После множества определений истерии, сменявших друг друга вплоть до наших дней – в античности её считали божественной, в Средние века адской, от «луденских одержимых» до флагеллантов церкви Богоматери Слёз (да здравствует г-жа Шантелув!), определений мистических, эротических или попросту лирических, определений социальных и научных, – как легко бросить в ответ: «Истерия – болезнь сложная, принимающая разные формы и определению не поддающаяся» (Бернхейм). Те, кто видел прекрасный фильм «Ведьмы»7, наверняка помнят почерпнутые на экране – или в зале – сведения куда живее, нежели те, что они узнали из книг Гиппократа, Платона8, у которого матка скачет по организму подобно прыткой козочке, Галена9, у которого коза уже успокоилась, и Фернеля10, в XVI веке вновь пустившего её вскачь – он чувствовал, как у него под рукой матка поднимается к желудку; у них рога этого Зверя росли, росли, пока не превратились в дьявольские. Потом уже улизнул сам дьявол, и его наследие расползлось по позитивистским теориям. Кризис вокруг истерии раздут до таких размеров, что заслоняет саму истерию с её бесподобной аурой, с её четырьмя периодами – от третьего захватывает дух, точно от самых выразительных и невинных живых картин, вплоть до его такого естественного разрешения в нормальной жизни. К 1906 году классический образ истерии становится неузнаваемым: «Истерия – патологическое состояние, проявляющееся в виде расстройств, которые у некоторых пациентов можно с поразительной точностью воспроизвести посредством внушения и которые способны исчезать исключительно под влиянием убеждения (контрсуггестии)» (Бабинский).

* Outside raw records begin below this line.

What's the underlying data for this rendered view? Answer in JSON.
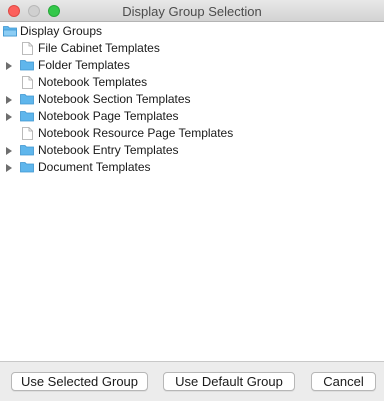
{
  "window": {
    "title": "Display Group Selection"
  },
  "tree": {
    "root": {
      "label": "Display Groups",
      "icon": "folder-open-icon"
    },
    "items": [
      {
        "label": "File Cabinet Templates",
        "icon": "document-icon",
        "expandable": false
      },
      {
        "label": "Folder Templates",
        "icon": "folder-icon",
        "expandable": true
      },
      {
        "label": "Notebook Templates",
        "icon": "document-icon",
        "expandable": false
      },
      {
        "label": "Notebook Section Templates",
        "icon": "folder-icon",
        "expandable": true
      },
      {
        "label": "Notebook Page Templates",
        "icon": "folder-icon",
        "expandable": true
      },
      {
        "label": "Notebook Resource Page Templates",
        "icon": "document-icon",
        "expandable": false
      },
      {
        "label": "Notebook Entry Templates",
        "icon": "folder-icon",
        "expandable": true
      },
      {
        "label": "Document Templates",
        "icon": "folder-icon",
        "expandable": true
      }
    ]
  },
  "buttons": {
    "use_selected": "Use Selected Group",
    "use_default": "Use Default Group",
    "cancel": "Cancel"
  },
  "colors": {
    "folder": "#5fb6ec",
    "close": "#fc605c",
    "zoom": "#34c84a"
  }
}
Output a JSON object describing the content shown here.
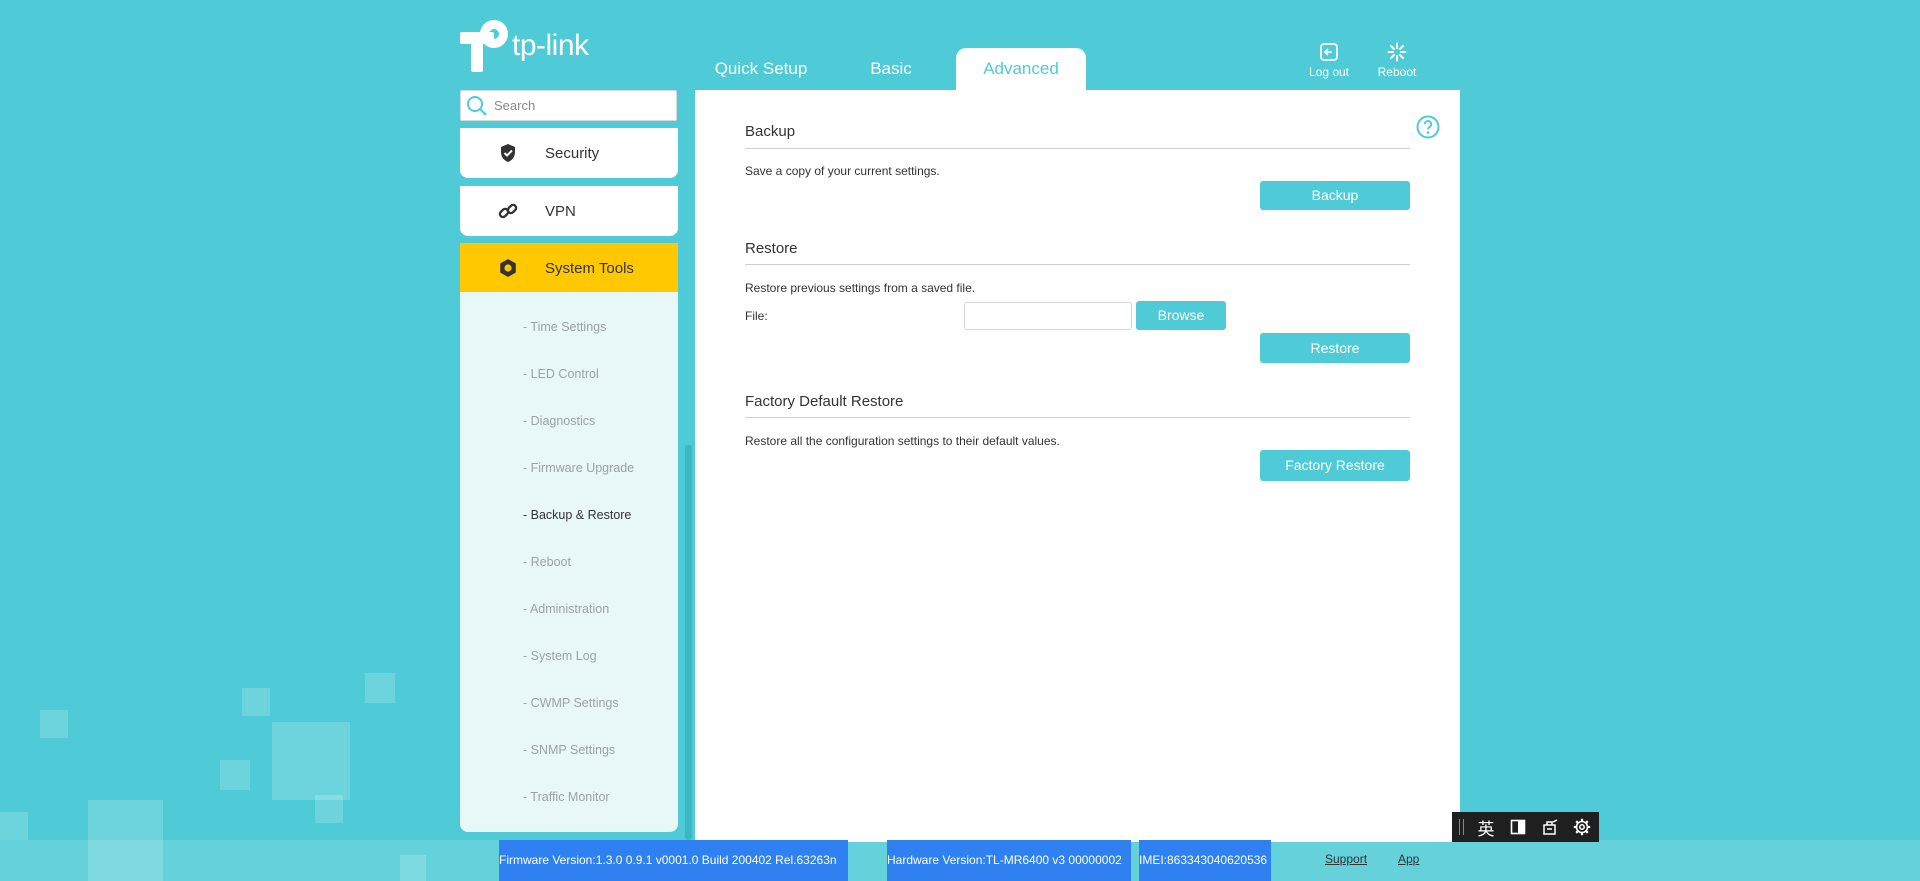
{
  "brand": {
    "logo_text": "tp-link"
  },
  "tabs": [
    {
      "label": "Quick Setup",
      "active": false
    },
    {
      "label": "Basic",
      "active": false
    },
    {
      "label": "Advanced",
      "active": true
    }
  ],
  "top_actions": {
    "logout_label": "Log out",
    "reboot_label": "Reboot"
  },
  "search": {
    "placeholder": "Search",
    "value": ""
  },
  "nav": {
    "items": [
      {
        "label": "Security",
        "icon": "shield-check-icon"
      },
      {
        "label": "VPN",
        "icon": "link-icon"
      },
      {
        "label": "System Tools",
        "icon": "gear-icon",
        "active": true
      }
    ],
    "submenu": [
      "- Time Settings",
      "- LED Control",
      "- Diagnostics",
      "- Firmware Upgrade",
      "- Backup & Restore",
      "- Reboot",
      "- Administration",
      "- System Log",
      "- CWMP Settings",
      "- SNMP Settings",
      "- Traffic Monitor"
    ],
    "submenu_active": "- Backup & Restore"
  },
  "backup": {
    "title": "Backup",
    "description": "Save a copy of your current settings.",
    "button": "Backup"
  },
  "restore": {
    "title": "Restore",
    "description": "Restore previous settings from a saved file.",
    "file_label": "File:",
    "file_value": "",
    "browse_button": "Browse",
    "button": "Restore"
  },
  "factory": {
    "title": "Factory Default Restore",
    "description": "Restore all the configuration settings to their default values.",
    "button": "Factory Restore"
  },
  "footer": {
    "firmware": "Firmware Version:1.3.0 0.9.1 v0001.0 Build 200402 Rel.63263n",
    "hardware": "Hardware Version:TL-MR6400 v3 00000002",
    "imei": "IMEI:863343040620536",
    "support_link": "Support",
    "app_link": "App"
  },
  "ime_toolbar": {
    "lang": "英"
  },
  "colors": {
    "accent": "#4ecbd6",
    "active_nav": "#ffc800",
    "selection_highlight": "#2f80f0"
  }
}
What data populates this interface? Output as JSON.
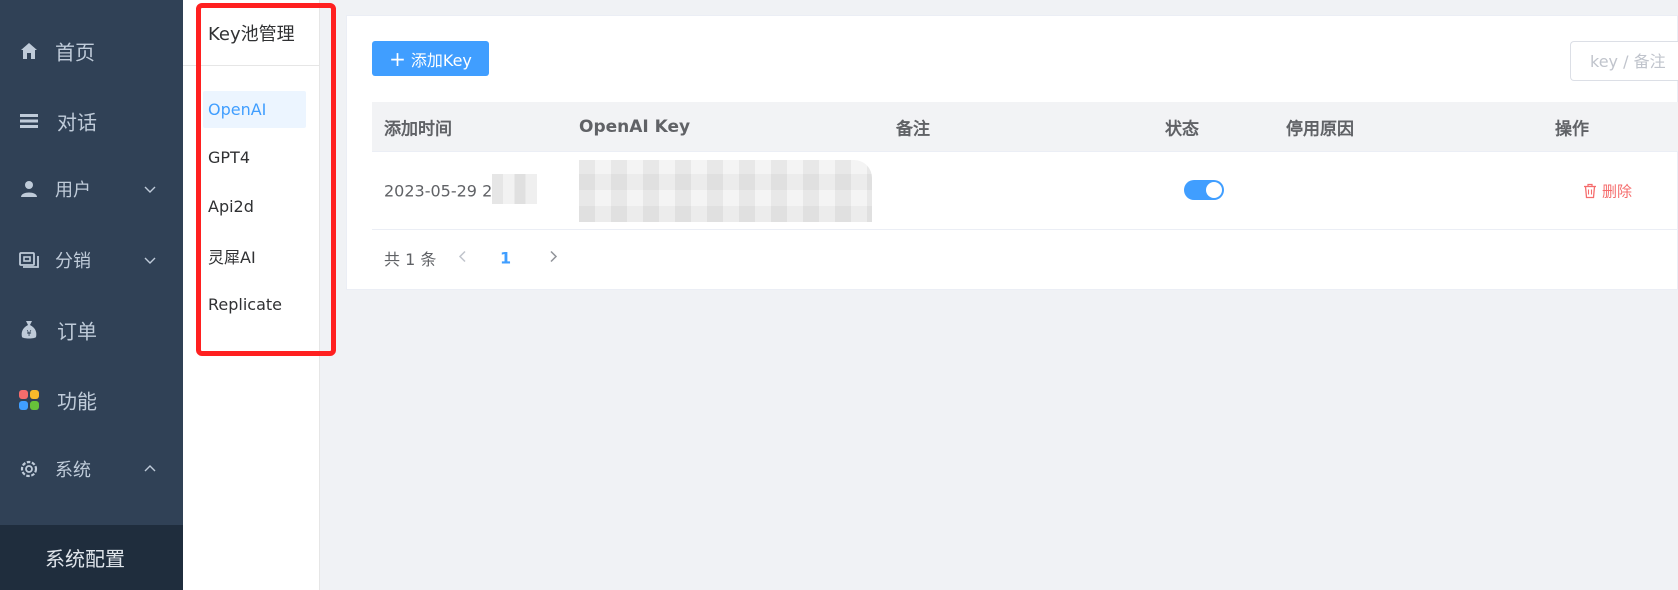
{
  "sidebar": {
    "items": [
      {
        "label": "首页",
        "icon": "home-icon"
      },
      {
        "label": "对话",
        "icon": "list-icon"
      },
      {
        "label": "用户",
        "icon": "user-icon",
        "expand": "chevron-down-icon"
      },
      {
        "label": "分销",
        "icon": "distribution-icon",
        "expand": "chevron-down-icon"
      },
      {
        "label": "订单",
        "icon": "money-bag-icon"
      },
      {
        "label": "功能",
        "icon": "grid-apps-icon"
      },
      {
        "label": "系统",
        "icon": "gear-icon",
        "expand": "chevron-up-icon"
      }
    ],
    "active_sub": "系统配置"
  },
  "subpanel": {
    "title": "Key池管理",
    "items": [
      {
        "label": "OpenAI",
        "active": true
      },
      {
        "label": "GPT4"
      },
      {
        "label": "Api2d"
      },
      {
        "label": "灵犀AI"
      },
      {
        "label": "Replicate"
      }
    ]
  },
  "toolbar": {
    "add_label": "添加Key",
    "search_placeholder": "key / 备注"
  },
  "table": {
    "headers": [
      "添加时间",
      "OpenAI Key",
      "备注",
      "状态",
      "停用原因",
      "操作"
    ],
    "rows": [
      {
        "time": "2023-05-29 23",
        "key": "",
        "note": "",
        "status_on": true,
        "reason": "",
        "action": "删除"
      }
    ]
  },
  "pagination": {
    "total": "共 1 条",
    "current": "1"
  },
  "colors": {
    "sidebar_bg": "#304156",
    "primary": "#409eff",
    "danger": "#f56c6c",
    "highlight_box": "#ff2020"
  }
}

Мы видим в этом определении лишь один из преходящих этапов становления истерии. Породившее его диалектическое движение идёт дальше своим чередом. Десять лет спустя истерия пытается избавиться от прискорбной личины питиатизма11 и вернуть себе свои права. Врач удивлён. Он пытается отрицать то, что ему более неподвластно.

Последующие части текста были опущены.